A neuromielite óptica, (anteriormente referida como doença de Devic) e agora denominada distúrbios do espectro da neuromielite óptica (DENMO), é uma doença imunológica inflamatória, mediada por anticorpos do sistema nervoso central que causa desmielinização do nervo óptico e da medula espinhal.


Doença

A neuromielite óptica (NMO) é uma doença inflamatória que causa desmielinização do sistema nervoso central, afetando principalmente o nervo óptico (neurite óptica) e a medula espinhal. [2] [3]

Etiologia

A etiologia precisa da DENMO ainda precisa ser completamente definida. No passado, havia um debate sobre se a NMO representava uma variante da esclerose múltipla (EM). No entanto, evidências recentes sugerem que a DENMO tem uma patogênese, patologia, mecanismo da doença, apresentação, curso, tratamento e prognóstico completamente diferentes da EM. [3] [4]

Fatores de risco

Embora a DENMO possa ocorrer em qualquer etnia, gênero e idade, a doença tem predileção por mulheres e pode ser mais comum em pacientes de ascendência asiática ou africana. [5]

Patologia Geral

A NMO é caracterizada por desmielinização segmentada e inflamação da medula espinhal e dos nervos ópticos, induzindo perda axonal e infiltração linfocítica perivascular.


Fisiopatologia

DENMO é principalmente uma astrocitopatia.

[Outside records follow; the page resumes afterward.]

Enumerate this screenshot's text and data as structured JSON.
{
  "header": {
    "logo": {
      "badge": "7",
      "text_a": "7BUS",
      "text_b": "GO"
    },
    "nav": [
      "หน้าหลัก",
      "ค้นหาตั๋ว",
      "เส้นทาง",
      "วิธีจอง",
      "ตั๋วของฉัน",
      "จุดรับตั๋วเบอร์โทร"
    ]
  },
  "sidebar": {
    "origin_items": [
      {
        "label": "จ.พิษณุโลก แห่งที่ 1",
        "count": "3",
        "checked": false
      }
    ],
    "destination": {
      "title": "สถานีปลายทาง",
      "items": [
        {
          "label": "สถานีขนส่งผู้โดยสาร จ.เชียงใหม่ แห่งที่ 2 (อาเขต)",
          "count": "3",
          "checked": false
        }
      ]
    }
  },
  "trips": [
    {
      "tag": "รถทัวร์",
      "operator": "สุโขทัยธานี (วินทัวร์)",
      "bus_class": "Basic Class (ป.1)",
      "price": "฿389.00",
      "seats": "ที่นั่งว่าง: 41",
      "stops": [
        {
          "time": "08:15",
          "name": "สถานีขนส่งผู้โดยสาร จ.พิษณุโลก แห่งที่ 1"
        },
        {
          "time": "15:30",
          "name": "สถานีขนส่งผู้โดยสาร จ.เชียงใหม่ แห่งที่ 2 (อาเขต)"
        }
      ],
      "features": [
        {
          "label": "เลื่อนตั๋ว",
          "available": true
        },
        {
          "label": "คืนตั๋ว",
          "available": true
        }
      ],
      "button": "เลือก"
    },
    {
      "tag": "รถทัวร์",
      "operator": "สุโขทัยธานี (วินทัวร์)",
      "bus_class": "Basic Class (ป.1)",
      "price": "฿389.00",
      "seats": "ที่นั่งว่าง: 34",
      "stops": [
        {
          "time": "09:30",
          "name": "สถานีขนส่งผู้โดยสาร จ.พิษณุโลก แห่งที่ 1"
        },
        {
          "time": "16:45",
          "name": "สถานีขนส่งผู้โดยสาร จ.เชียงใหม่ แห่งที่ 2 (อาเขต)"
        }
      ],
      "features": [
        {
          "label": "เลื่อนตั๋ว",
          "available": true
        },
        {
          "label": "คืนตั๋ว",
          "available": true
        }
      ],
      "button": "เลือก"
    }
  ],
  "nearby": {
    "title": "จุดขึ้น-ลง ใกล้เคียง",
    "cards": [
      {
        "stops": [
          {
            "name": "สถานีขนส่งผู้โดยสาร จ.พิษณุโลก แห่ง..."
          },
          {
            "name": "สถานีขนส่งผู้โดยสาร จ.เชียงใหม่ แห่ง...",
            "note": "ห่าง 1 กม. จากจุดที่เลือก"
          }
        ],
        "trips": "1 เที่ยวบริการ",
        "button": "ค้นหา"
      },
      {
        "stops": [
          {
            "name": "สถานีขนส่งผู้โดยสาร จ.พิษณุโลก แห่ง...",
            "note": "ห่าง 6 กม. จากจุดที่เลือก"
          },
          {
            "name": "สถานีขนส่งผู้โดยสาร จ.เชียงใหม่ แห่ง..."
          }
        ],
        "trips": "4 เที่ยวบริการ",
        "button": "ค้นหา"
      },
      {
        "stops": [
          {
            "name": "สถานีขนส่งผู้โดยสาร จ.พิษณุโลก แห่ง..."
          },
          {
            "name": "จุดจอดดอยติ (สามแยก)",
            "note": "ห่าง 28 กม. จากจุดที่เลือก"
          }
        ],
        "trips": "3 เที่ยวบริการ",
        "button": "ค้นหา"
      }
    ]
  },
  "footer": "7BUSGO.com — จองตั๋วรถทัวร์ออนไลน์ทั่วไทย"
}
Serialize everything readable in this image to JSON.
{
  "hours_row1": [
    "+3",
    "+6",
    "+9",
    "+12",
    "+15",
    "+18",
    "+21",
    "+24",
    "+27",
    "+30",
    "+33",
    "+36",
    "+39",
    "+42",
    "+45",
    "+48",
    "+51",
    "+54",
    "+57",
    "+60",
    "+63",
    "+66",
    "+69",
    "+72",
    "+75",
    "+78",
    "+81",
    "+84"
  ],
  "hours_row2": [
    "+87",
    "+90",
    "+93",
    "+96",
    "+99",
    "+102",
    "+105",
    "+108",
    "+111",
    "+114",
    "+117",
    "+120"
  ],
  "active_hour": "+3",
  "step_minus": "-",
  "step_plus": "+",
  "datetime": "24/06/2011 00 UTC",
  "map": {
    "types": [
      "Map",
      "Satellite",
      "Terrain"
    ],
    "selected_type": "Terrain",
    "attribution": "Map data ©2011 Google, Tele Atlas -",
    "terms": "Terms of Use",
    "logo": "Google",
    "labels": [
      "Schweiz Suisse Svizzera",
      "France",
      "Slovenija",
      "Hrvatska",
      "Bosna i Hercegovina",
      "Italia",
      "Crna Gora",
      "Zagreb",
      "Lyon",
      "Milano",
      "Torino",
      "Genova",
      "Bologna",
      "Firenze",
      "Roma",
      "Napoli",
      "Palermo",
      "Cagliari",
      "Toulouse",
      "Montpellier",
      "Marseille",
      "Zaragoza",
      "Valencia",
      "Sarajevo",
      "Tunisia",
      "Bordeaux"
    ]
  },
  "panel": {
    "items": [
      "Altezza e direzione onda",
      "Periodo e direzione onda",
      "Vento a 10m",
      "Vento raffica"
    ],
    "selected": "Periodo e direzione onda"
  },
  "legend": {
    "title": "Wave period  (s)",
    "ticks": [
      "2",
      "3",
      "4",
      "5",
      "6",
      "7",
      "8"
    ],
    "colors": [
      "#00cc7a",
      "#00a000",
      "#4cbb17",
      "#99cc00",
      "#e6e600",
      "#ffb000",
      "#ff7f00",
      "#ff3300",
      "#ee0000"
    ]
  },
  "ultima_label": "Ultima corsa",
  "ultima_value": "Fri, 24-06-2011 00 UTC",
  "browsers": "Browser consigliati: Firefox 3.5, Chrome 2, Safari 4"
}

Envolve desmielinização e inflamação de múltiplos segmentos da medula espinhal e dos nervos ópticos. [6] DENMO produz perda axonal significativa associada a infiltração linfocítica perivascular e proliferação vascular. [6] A necrose na DENMO geralmente envolve tanto a substância cinzenta quanto a branca, o que é distinto da esclerose múltipla. [6] A fisiopatologia da DENMO envolve principalmente o sistema imune humoral. [6] A NMO é caracterizada por um anticorpo IgG específico da doença contra o canal de água astrocítico aquaporina 4 (AQP4) (também conhecido como autoanticorpo aquaporina-4 (anti-AQP4 ou AQP4-IgG). [7] [ 8 ] A proteína de membrana do canal de água AQP4 está concentrada no nervo óptico, na área postrema e na medula espinhal. [9] Áreas ricas em AQP4 do SNC são responsáveis ​​pelos achados clínicos da DENMO. A fisiopatologia proposta envolve autoanticorpos anti-AQP4 que são produzidos perifericamente entrando no SNC e ligando-se aos processos dos pés dos astrócitos, que então induz dano celular mediado pelo complemento, infiltração de granulócitos e morte de astrócitos. [8] A morte dos astrócitos induz a morte secundária dos oligodendrócitos, resultando em desmielinização e, finalmente, na morte das células neuronais. [8] O desequilíbrio hídrico local do SNC resulta em danos aos oligodendrócitos e desmielinização. [2]A perda de imunorreatividade de AQP4 e a patologia de astrócitos no cérebro e nas lesões da medula espinhal distinguem as lesões de das lesões de esclerose múltipla (EM). [7] Ainda existem elementos desconhecidos na fisiopatologia da DENMO, incluindo o mecanismo de perda de tolerância e formação de anti-AQP4, patogênese da DENMO soronegativa e os mecanismos pelos quais o anti-AQP4 rompe a barreira hematoencefálica. [8]


Diagnóstico

Contexto histórico


A primeira associação entre mielite e distúrbio do nervo óptico foi relatada em 1870 por Sir Thomas Clifford Allbutt. Seus relatos de caso eram vagos e nenhuma patologia foi documentada [10] Quase 80 anos depois, Stansbury publicou uma revisão completa sobre NMO e depois aceitou como uma entidade separada da EM. [4]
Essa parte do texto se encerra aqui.